A long-running legal fight over who can see the documents generated during an internal police investigation is over.
The Missouri Supreme Court on Tuesday declined to hear the case of 35 St. Louis Metropolitan Police Department officers who wanted to block the release of information from an investigation into the misuse of tickets to the 2006 World Series. That decision lets stand a lower court ruling that said the officers in question had no expectation of privacy around the documents. It was not immediately clear when the documents would be made public.
The case in question started with a 2006 incident in which officers who had seized tickets from scalpers outside Busch Stadium used the tickets to attend games themselves, or allowed family members and friends to use the tickets. The department would discipline 16 officers and other department employees, with punishments ranging from written reprimands to suspensions and demotions. No one was ever charged criminally.
The legal fight began in April 2007 when John Chasnoff, a member of the Coalition Against Police Crimes and Repression, sued under the Missouri Sunshine Law to gain access to the records of the internal investigation. A judge ruled in 2009 and again in 2010 that the records were subject to release under the law.

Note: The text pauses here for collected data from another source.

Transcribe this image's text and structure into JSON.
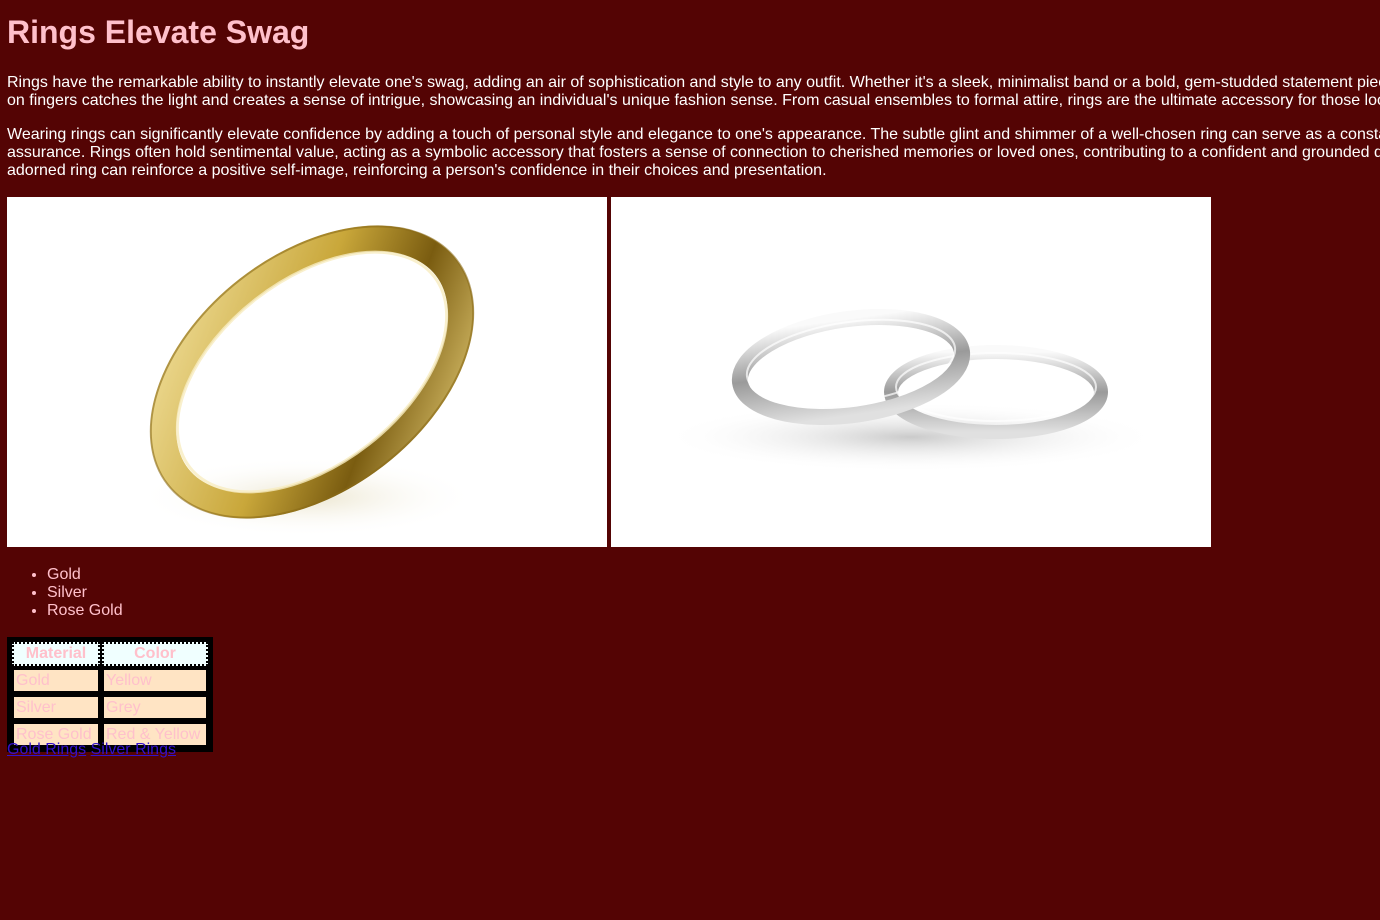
{
  "page": {
    "title": "Rings Elevate Swag",
    "background": "#540404",
    "heading_color": "#ffc0cb"
  },
  "paragraphs": [
    {
      "lines": [
        "Rings have the remarkable ability to instantly elevate one's swag, adding an air of sophistication and style to any outfit. Whether it's a sleek, minimalist band or a bold, gem-studded statement piece",
        "on fingers catches the light and creates a sense of intrigue, showcasing an individual's unique fashion sense. From casual ensembles to formal attire, rings are the ultimate accessory for those looking"
      ]
    },
    {
      "lines": [
        "Wearing rings can significantly elevate confidence by adding a touch of personal style and elegance to one's appearance. The subtle glint and shimmer of a well-chosen ring can serve as a constant",
        "assurance. Rings often hold sentimental value, acting as a symbolic accessory that fosters a sense of connection to cherished memories or loved ones, contributing to a confident and grounded d",
        "adorned ring can reinforce a positive self-image, reinforcing a person's confidence in their choices and presentation."
      ]
    }
  ],
  "images": [
    {
      "subject": "gold-ring",
      "color": "#d8b850"
    },
    {
      "subject": "silver-rings",
      "color": "#c8c8c8"
    }
  ],
  "materials": [
    "Gold",
    "Silver",
    "Rose Gold"
  ],
  "table": {
    "headers": [
      "Material",
      "Color"
    ],
    "rows": [
      [
        "Gold",
        "Yellow"
      ],
      [
        "Silver",
        "Grey"
      ],
      [
        "Rose Gold",
        "Red & Yellow"
      ]
    ]
  },
  "links": [
    "Gold Rings",
    "Silver Rings"
  ]
}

Thirty-five officers who were interviewed as part of the investigation were eventually allowed to file a separate case asserting that the release of the records violated their constitutional right to privacy.
Judge Robert Dierker ruled in 2014 that the officer's assumptions that the records would be kept private did not trump the principle laid out in the Missouri Sunshine Law that documents generated by a public body must be kept open. An appeals court panel upheld Dierker's ruling in April, and the decision by the Supreme Court makes that the final ruling.
An attorney for the officers said her clients and the St. Louis Police Officers Association accept the ruling of the Supreme Court. The American Civil Liberties Union of Missouri, which represented John Chasnoff, did not immediately respond to a request for comment.